Daß es kein Heimspiel werden würde, war dem Landesschutzpolizeidirektor von vornherein klar gewesen. Wie berichtet wird die Reform seit einer Woche in der Direktion 5 (Neukölln und Kreuzberg) erprobt. Es gibt jedoch gravierende Probleme mit dem neuen Datenverarbeitungssystem. Ziel der Reform ist, daß die Schutzpolizei als sogenannte Kiezpolizei mehr Präsenz auf der Straße zeigen und zugleich verstärkt in die Kriminalitätsbekämpfung eingebunden werden soll, um die Kripo zu entlasten. Die Tatortberichte sollen die in Chrashkursen geschulten 1.600 Beamten der Direktion 5 nicht mehr wie bisher in ihre grünen Merkbücher schreiben, sondern direkt vor Ort in einen Laptop tippen. Weil das Programm aber nicht richtig funktioniert, verschwinden ständig Texte. Zur Sicherheit schreiben die Beamte den Bericht deshalb noch einmal mit der Hand, was doppelte Arbeit bedeutet. Auch mit den auf den Abschnitten stationierten Programmen zur Erstellung von Dienstplänen gibt es große Schwierigkeiten.

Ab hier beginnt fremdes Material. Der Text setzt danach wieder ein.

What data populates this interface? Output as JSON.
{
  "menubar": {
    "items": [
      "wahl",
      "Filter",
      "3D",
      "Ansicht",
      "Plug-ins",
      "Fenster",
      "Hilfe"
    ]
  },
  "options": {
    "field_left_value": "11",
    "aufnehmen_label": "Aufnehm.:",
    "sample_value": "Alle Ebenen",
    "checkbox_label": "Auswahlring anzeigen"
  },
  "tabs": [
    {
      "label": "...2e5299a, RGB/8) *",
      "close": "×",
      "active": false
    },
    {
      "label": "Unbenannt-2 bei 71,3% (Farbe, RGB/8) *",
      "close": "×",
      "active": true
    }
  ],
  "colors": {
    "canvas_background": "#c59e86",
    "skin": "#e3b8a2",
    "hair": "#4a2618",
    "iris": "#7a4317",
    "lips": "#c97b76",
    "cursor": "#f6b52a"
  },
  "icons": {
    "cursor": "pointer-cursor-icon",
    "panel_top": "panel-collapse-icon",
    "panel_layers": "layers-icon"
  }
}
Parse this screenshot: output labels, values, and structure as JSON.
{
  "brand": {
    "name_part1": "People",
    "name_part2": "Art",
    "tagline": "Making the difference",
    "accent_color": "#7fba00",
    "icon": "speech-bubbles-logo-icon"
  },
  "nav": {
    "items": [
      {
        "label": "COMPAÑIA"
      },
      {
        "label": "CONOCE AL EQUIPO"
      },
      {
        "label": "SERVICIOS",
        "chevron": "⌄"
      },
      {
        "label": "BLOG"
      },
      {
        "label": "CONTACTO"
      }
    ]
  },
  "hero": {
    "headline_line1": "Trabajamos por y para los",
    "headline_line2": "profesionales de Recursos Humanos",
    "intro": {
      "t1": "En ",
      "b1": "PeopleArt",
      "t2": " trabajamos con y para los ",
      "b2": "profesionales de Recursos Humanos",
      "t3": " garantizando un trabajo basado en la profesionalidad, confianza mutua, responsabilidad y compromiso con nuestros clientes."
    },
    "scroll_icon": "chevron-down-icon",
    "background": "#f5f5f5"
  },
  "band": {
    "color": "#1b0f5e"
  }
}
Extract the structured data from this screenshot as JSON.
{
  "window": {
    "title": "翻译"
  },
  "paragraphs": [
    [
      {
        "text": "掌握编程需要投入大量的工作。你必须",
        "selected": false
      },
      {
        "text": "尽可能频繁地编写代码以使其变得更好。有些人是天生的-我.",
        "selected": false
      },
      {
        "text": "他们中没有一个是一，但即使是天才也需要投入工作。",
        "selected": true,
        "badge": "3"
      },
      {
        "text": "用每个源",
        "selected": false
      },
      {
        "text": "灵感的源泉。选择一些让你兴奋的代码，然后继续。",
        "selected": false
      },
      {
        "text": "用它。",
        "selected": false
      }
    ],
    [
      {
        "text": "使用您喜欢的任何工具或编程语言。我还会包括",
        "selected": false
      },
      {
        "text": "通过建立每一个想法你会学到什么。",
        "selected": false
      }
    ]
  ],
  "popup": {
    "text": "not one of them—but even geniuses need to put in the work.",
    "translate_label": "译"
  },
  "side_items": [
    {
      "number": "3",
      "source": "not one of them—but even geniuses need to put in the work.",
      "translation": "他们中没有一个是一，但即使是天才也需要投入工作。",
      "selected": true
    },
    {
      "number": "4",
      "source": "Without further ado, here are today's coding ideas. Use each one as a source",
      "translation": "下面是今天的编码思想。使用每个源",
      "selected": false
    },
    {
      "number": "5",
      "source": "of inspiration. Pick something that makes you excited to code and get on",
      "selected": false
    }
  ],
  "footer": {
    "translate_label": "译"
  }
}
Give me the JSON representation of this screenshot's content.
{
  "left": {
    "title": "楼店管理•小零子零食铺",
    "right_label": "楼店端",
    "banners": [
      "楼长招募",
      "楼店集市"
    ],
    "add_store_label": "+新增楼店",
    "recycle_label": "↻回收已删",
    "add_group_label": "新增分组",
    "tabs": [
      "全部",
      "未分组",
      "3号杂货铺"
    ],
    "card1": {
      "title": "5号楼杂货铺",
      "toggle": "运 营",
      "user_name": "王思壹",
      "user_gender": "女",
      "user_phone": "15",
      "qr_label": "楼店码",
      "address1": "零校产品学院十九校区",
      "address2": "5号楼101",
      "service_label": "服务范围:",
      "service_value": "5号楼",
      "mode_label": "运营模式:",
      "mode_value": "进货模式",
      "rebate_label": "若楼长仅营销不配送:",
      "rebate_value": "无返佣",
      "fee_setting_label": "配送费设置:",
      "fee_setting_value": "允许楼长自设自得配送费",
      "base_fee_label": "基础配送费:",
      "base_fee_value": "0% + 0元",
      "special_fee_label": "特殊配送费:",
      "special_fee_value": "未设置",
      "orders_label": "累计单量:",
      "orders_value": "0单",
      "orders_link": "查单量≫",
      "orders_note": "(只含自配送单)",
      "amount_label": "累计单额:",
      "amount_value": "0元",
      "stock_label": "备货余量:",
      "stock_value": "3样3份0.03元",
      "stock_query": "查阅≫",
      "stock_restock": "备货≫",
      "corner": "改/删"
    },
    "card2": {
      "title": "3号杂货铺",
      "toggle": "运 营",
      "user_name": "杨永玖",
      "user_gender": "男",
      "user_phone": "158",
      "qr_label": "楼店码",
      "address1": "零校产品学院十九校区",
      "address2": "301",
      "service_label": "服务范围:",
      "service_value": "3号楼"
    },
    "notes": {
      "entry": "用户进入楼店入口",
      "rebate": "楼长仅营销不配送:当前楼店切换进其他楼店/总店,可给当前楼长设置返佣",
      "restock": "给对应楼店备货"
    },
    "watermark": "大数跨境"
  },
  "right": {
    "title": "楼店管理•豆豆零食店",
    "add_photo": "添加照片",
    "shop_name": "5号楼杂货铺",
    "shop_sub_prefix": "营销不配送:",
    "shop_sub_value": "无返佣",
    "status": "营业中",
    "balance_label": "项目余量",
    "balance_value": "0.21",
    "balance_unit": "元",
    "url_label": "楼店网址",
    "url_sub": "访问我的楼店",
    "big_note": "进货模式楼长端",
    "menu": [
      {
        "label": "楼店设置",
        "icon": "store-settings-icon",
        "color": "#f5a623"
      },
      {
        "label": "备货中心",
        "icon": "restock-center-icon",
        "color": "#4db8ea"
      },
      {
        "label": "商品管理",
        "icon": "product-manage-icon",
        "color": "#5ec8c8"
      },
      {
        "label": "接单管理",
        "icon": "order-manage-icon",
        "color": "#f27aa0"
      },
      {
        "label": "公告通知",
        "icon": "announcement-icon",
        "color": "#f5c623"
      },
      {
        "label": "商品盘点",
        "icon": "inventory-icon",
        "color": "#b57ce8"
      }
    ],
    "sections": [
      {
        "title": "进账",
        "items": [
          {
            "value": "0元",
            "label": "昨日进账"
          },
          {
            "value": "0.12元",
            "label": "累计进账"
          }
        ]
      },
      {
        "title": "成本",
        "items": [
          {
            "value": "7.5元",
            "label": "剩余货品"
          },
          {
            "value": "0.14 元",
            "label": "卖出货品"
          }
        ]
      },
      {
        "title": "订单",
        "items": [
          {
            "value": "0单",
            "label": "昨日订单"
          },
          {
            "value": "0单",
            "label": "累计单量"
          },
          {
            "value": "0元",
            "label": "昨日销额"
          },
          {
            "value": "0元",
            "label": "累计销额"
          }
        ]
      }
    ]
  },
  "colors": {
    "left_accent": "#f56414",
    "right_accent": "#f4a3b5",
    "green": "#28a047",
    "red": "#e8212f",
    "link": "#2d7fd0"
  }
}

Die Computerprobleme, die schon den Beginn des Probelaufs verzögert haben, kommen den Gegnern des Berliner Modells innerhalb der Polizei sehr gelegen. Denn die Polizeireform bedeutet, daß der antiquierte 12-Stunden- Schichtdienst zugunsten einer flexibleren Arbeitszeit von acht bis zehn Stunden verändert wird. Die 12-Stunden-Schicht ist wegen des damit verbundenen großzügigen Freizeitausgleichs und besonderer Schichtzulagen aber ausgesprochen beliebt.

Die eher unbedeutende konservative Polizeigewerkschaft im Beamtenbund, DPolG, war schon immer Gegner der Reform. Ernster wird es für die Polizeiführung allerdings dann, wenn der Gesamtpersonalrat und die einflußreiche Polizeigewerkschaft GdP damit drohen, ihre Zustimmung zu dem Probelauf wegen der Software-Probleme aufzukündigen. Dies ist am Dienstag in einem Brief an Innensenator Jörg Schönbohm geschehen, in dem von „chaotischen Zuständen“ und einer „kalten Wut“ der Kollegen „auf die Verantwortlichen außerhalb der Direktion5“ die Rede ist. Wenn die Probleme innerhalb der nächsten Wochen nicht deutlich minimiert würden, so die Drohung an Schönbohm, „steigt die GdP aus dem Berliner Modell aus“.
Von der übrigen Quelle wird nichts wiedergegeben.